According to Dr. Jonathan Wright, an effective serving for an adult with a bladder infection or urinary tract infection is 3 to 5 times the single (1/2 tsp or 1 tablet) serving recommended by the manufacturer. He also recommends that this serving be taken "every 3 to 4 hours while awake until the symptoms are totally gone, which can take a few hours or one to two days." Dr Wright also tells us that this is effective 9 times out of ten. But if you have not seen improvement in symptoms in 24 hours, it is best to get "regular" antibiotic treatment.
"Dr. Wright tells this astounding story:
Our case is relatively well-known in the Seattle-King County area as this child's mother provided testimony about her case to the County Council when it was considering the establishment of a natural medicine clinic within the taxpayer-funded county public health system.
This mother brought her daughter to Tahoma Clinic in the 1980s. She also brought with her a very detailed set of notebooks in which she'd recorded descriptions of her daughter's numerous hospitalizations and extensive tests for nearly continuous urinary tract infections. By actual count, her daughter (not yet five years old) had been seen by 72 different physicians, and had been on antibiotics the majority of her life. Mother and father had been told the doctors were "running out of effective antibiotics", and that their daughter would likely need a kidney transplant during the next few years, as her kidneys were beginning to fail from the chronic infection. Extensive tests showed "normal kidneys, ureters, and bladder", with no discoverable reason for all the infection.

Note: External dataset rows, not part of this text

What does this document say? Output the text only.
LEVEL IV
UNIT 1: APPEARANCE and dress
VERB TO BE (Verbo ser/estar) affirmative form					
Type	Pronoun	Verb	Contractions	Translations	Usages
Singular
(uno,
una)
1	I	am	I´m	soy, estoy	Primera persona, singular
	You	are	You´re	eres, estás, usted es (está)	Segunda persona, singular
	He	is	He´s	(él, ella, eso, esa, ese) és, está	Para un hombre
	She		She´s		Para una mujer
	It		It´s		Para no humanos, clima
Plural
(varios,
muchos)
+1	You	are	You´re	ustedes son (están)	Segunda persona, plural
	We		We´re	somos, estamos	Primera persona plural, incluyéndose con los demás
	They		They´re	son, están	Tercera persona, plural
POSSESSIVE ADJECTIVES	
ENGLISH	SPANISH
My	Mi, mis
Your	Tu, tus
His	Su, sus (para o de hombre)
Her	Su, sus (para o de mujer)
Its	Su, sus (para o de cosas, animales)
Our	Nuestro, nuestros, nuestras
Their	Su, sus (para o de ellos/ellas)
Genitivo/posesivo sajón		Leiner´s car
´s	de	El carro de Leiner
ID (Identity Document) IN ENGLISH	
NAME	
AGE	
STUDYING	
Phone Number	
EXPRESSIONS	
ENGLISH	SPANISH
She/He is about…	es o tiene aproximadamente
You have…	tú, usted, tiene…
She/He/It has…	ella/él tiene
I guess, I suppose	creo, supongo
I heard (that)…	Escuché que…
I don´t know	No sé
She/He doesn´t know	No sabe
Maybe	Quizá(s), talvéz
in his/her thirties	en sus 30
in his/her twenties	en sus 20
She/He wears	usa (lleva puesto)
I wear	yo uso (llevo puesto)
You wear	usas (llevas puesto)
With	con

Fortunately, Mom also had records of many urine cultures. They were always the same: E.coli. At the end of our consultation, I advised her to give her daughter 1/2 to 1 teaspoon (approximately 1 to 2 gram)of D-mannose powder stirred into water every three to four hours while awake. Despite being a bit dubious that a simple sugar prescribed by a natural medicine doctor (remember, this was the 1980s) would do anything, mother tried it. Within 48 hours, the infection was gone. The Mom continued the treatment even though the infection was gone and her daughter remained infection free for over two years until the D-mannose was temporarily forgotten and the infection came back; resumption cleared the infection once more. She stayed on the D-Mannose for 10 years and she's had no urinary tract infection since, and has of course retained her own kidneys."